Es war kein gewöhnlicher Abend im Stadtviertel Gries. Mehr als hundert Menschen folgten der Einladung der SVP-Ortsgruppe, um über die Zukunft der deutschen Schule in Südtirol zu sprechen. Im Zentrum der Veranstaltung stand das erste Zwischenergebnis der eigens eingesetzten SVP-Arbeitsgruppe. Die Zahlen und Berichte aus Bozen und anderen Städten machen deutlich: Es besteht akuter Handlungsbedarf – nicht nur im Klassenzimmer, sondern auch auf politischer Ebene.
„Wir sind keine Sprachschule“ – ein Satz, der hängenbleibt
Gleich zu Beginn der Veranstaltung wurde klar: Die deutsche Schule wird zunehmend zur Belastungsprobe – für Eltern, Lehrer und vor allem für die Kinder. Immer wieder fiel dabei ein Satz mit Nachdruck: „Wir sind keine Sprachschule, sondern eine deutschsprachige Schule.“ Gemeint war damit nicht Ablehnung gegenüber Mehrsprachigkeit – sondern der Ruf nach klaren Strukturen. Die Realität: Immer mehr Kinder kommen ohne ausreichende Deutschkenntnisse in den Kindergarten oder die Grundschule. Die Folgen sind Überforderung auf allen Seiten.
Wenn Kinder sich ihre Freunde basteln müssen
Besonders eindrücklich war der Erfahrungsbericht einer Mutter, deren Tochter als beinahe einziges deutschsprachiges Kind in einem Bozner Kindergarten war – unter über 150 Kindern. „Nach einem halben Jahr kam sie mir entgegen und sagte: ‚Mama, ich habe mir einen Freund gebastelt.’“ Ein Satz, der im Saal für spürbares Schweigen sorgte. Die Isolation, das Fehlen sprachlicher und sozialer Anschlussmöglichkeiten – all das zieht sich wie ein roter Faden durch viele Lebensrealitäten in Südtirols Landeshauptstadt.

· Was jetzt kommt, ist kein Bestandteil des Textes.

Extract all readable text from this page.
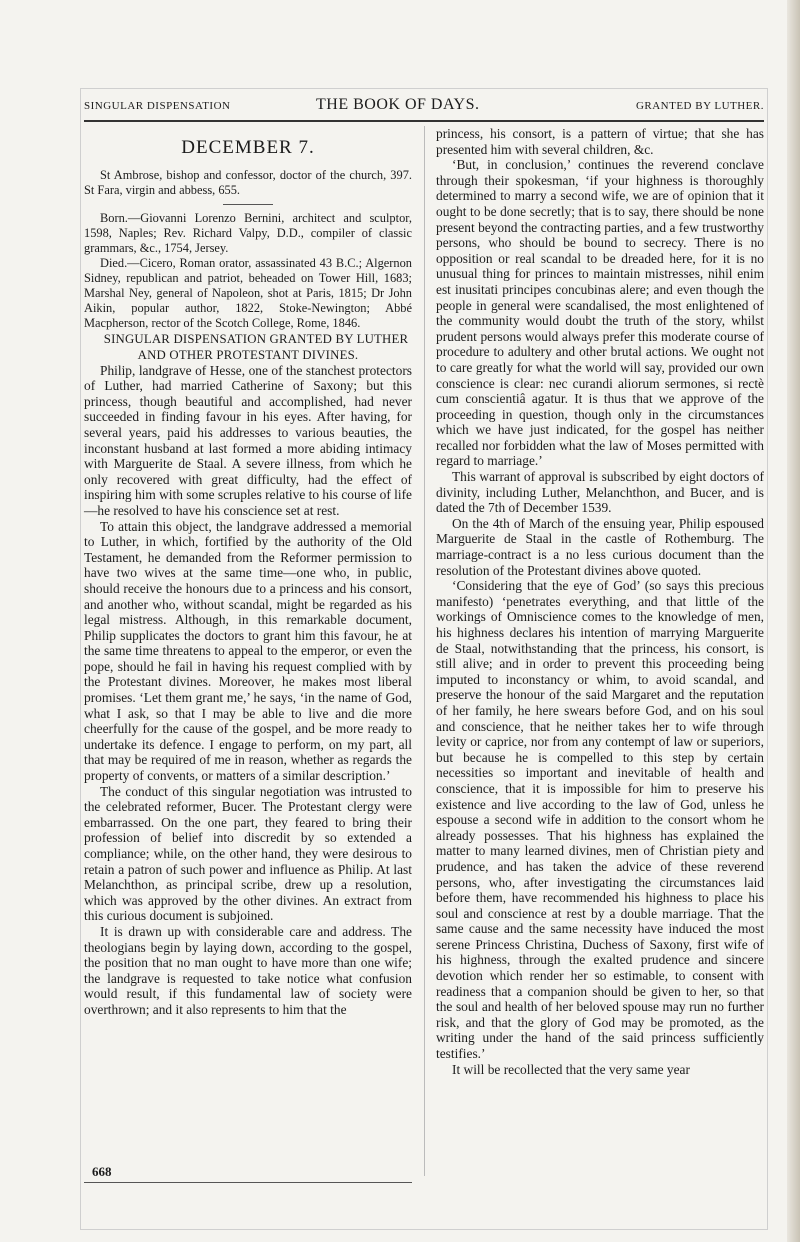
SINGULAR DISPENSATION	THE BOOK OF DAYS.	GRANTED BY LUTHER.
DECEMBER 7.

St Ambrose, bishop and confessor, doctor of the church, 397. St Fara, virgin and abbess, 655.

Born.—Giovanni Lorenzo Bernini, architect and sculptor, 1598, Naples; Rev. Richard Valpy, D.D., compiler of classic grammars, &c., 1754, Jersey.

Died.—Cicero, Roman orator, assassinated 43 B.C.; Algernon Sidney, republican and patriot, beheaded on Tower Hill, 1683; Marshal Ney, general of Napoleon, shot at Paris, 1815; Dr John Aikin, popular author, 1822, Stoke-Newington; Abbé Macpherson, rector of the Scotch College, Rome, 1846.

SINGULAR DISPENSATION GRANTED BY LUTHER AND OTHER PROTESTANT DIVINES.

Philip, landgrave of Hesse, one of the stanchest protectors of Luther, had married Catherine of Saxony; but this princess, though beautiful and accomplished, had never succeeded in finding favour in his eyes. After having, for several years, paid his addresses to various beauties, the inconstant husband at last formed a more abiding intimacy with Marguerite de Staal. A severe illness, from which he only recovered with great difficulty, had the effect of inspiring him with some scruples relative to his course of life—he resolved to have his conscience set at rest.

To attain this object, the landgrave addressed a memorial to Luther, in which, fortified by the authority of the Old Testament, he demanded from the Reformer permission to have two wives at the same time—one who, in public, should receive the honours due to a princess and his consort, and another who, without scandal, might be regarded as his legal mistress. Although, in this remarkable document, Philip supplicates the doctors to grant him this favour, he at the same time threatens to appeal to the emperor, or even the pope, should he fail in having his request complied with by the Protestant divines. Moreover, he makes most liberal promises. ‘Let them grant me,’ he says, ‘in the name of God, what I ask, so that I may be able to live and die more cheerfully for the cause of the gospel, and be more ready to undertake its defence. I engage to perform, on my part, all that may be required of me in reason, whether as regards the property of convents, or matters of a similar description.’

The conduct of this singular negotiation was intrusted to the celebrated reformer, Bucer. The Protestant clergy were embarrassed. On the one part, they feared to bring their profession of belief into discredit by so extended a compliance; while, on the other hand, they were desirous to retain a patron of such power and influence as Philip. At last Melanchthon, as principal scribe, drew up a resolution, which was approved by the other divines. An extract from this curious document is subjoined.

It is drawn up with considerable care and address. The theologians begin by laying down, according to the gospel, the position that no man ought to have more than one wife; the landgrave is requested to take notice what confusion would result, if this fundamental law of society were overthrown; and it also represents to him that the

668

princess, his consort, is a pattern of virtue; that she has presented him with several children, &c.

‘But, in conclusion,’ continues the reverend conclave through their spokesman, ‘if your highness is thoroughly determined to marry a second wife, we are of opinion that it ought to be done secretly; that is to say, there should be none present beyond the contracting parties, and a few trustworthy persons, who should be bound to secrecy. There is no opposition or real scandal to be dreaded here, for it is no unusual thing for princes to maintain mistresses, nihil enim est inusitati principes concubinas alere; and even though the people in general were scandalised, the most enlightened of the community would doubt the truth of the story, whilst prudent persons would always prefer this moderate course of procedure to adultery and other brutal actions. We ought not to care greatly for what the world will say, provided our own conscience is clear: nec curandi aliorum sermones, si rectè cum conscientiâ agatur. It is thus that we approve of the proceeding in question, though only in the circumstances which we have just indicated, for the gospel has neither recalled nor forbidden what the law of Moses permitted with regard to marriage.’

This warrant of approval is subscribed by eight doctors of divinity, including Luther, Melanchthon, and Bucer, and is dated the 7th of December 1539.

On the 4th of March of the ensuing year, Philip espoused Marguerite de Staal in the castle of Rothemburg. The marriage-contract is a no less curious document than the resolution of the Protestant divines above quoted.

‘Considering that the eye of God’ (so says this precious manifesto) ‘penetrates everything, and that little of the workings of Omniscience comes to the knowledge of men, his highness declares his intention of marrying Marguerite de Staal, notwithstanding that the princess, his consort, is still alive; and in order to prevent this proceeding being imputed to inconstancy or whim, to avoid scandal, and preserve the honour of the said Margaret and the reputation of her family, he here swears before God, and on his soul and conscience, that he neither takes her to wife through levity or caprice, nor from any contempt of law or superiors, but because he is compelled to this step by certain necessities so important and inevitable of health and conscience, that it is impossible for him to preserve his existence and live according to the law of God, unless he espouse a second wife in addition to the consort whom he already possesses. That his highness has explained the matter to many learned divines, men of Christian piety and prudence, and has taken the advice of these reverend persons, who, after investigating the circumstances laid before them, have recommended his highness to place his soul and conscience at rest by a double marriage. That the same cause and the same necessity have induced the most serene Princess Christina, Duchess of Saxony, first wife of his highness, through the exalted prudence and sincere devotion which render her so estimable, to consent with readiness that a companion should be given to her, so that the soul and health of her beloved spouse may run no further risk, and that the glory of God may be promoted, as the writing under the hand of the said princess sufficiently testifies.’

It will be recollected that the very same year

Lehrer an der Belastungsgrenze: „Das ist kein Regelunterricht mehr“
Auch Lehrer meldeten sich zu Wort – deutlich und mit Nachdruck. Helga Tschörner, Lehrerin an der Grundschule Gries, berichtete von einem Alltag, der längst über das übliche Maß hinausgeht: 22 Klassen, zu wenig Räume, ständig neue Kinder ohne Sprachkenntnisse. In vielen Klassen seien kaum noch Kinder mit deutscher Muttersprache zu finden. Der Alltag der Lehrpersonen bestehe aus Improvisation, Aufteilen von Förderstunden, Einzelunterricht auf dem Gang, fehlender Stabilität. „Wir sind eine deutschsprachige Schule, keine Sprachschule“, so Tschörner. „Wenn die Hälfte der Kinder kein Deutsch versteht, können wir keinen Regelunterricht mehr machen.“
Zu viele Kinder ohne Grundwortschatz, zu wenig Struktur
Lehrer kritisieren seit Jahren, dass Einschreibungen zu oft ohne echte Prüfung des Sprachstands erfolgen. Die Arbeitsgruppe fordert deshalb, dass Einschreibungen in den Kindergarten künftig nicht mehr ausschließlich online erfolgen, sondern wieder im direkten Gespräch – mit einer ersten mündlichen Einschätzung. Dazu brauche es eine verpflichtende, einheitliche Sprachstandserhebung, die bereits im Kindergarten erfolgt. Gerade das verpflichtende letzte Kindergartenjahr müsse als gezielte Vorbereitung verstanden werden – im Sinne einer „Vorschule“ mit klarem Sprachfokus, nicht nur als Betreuungszeit.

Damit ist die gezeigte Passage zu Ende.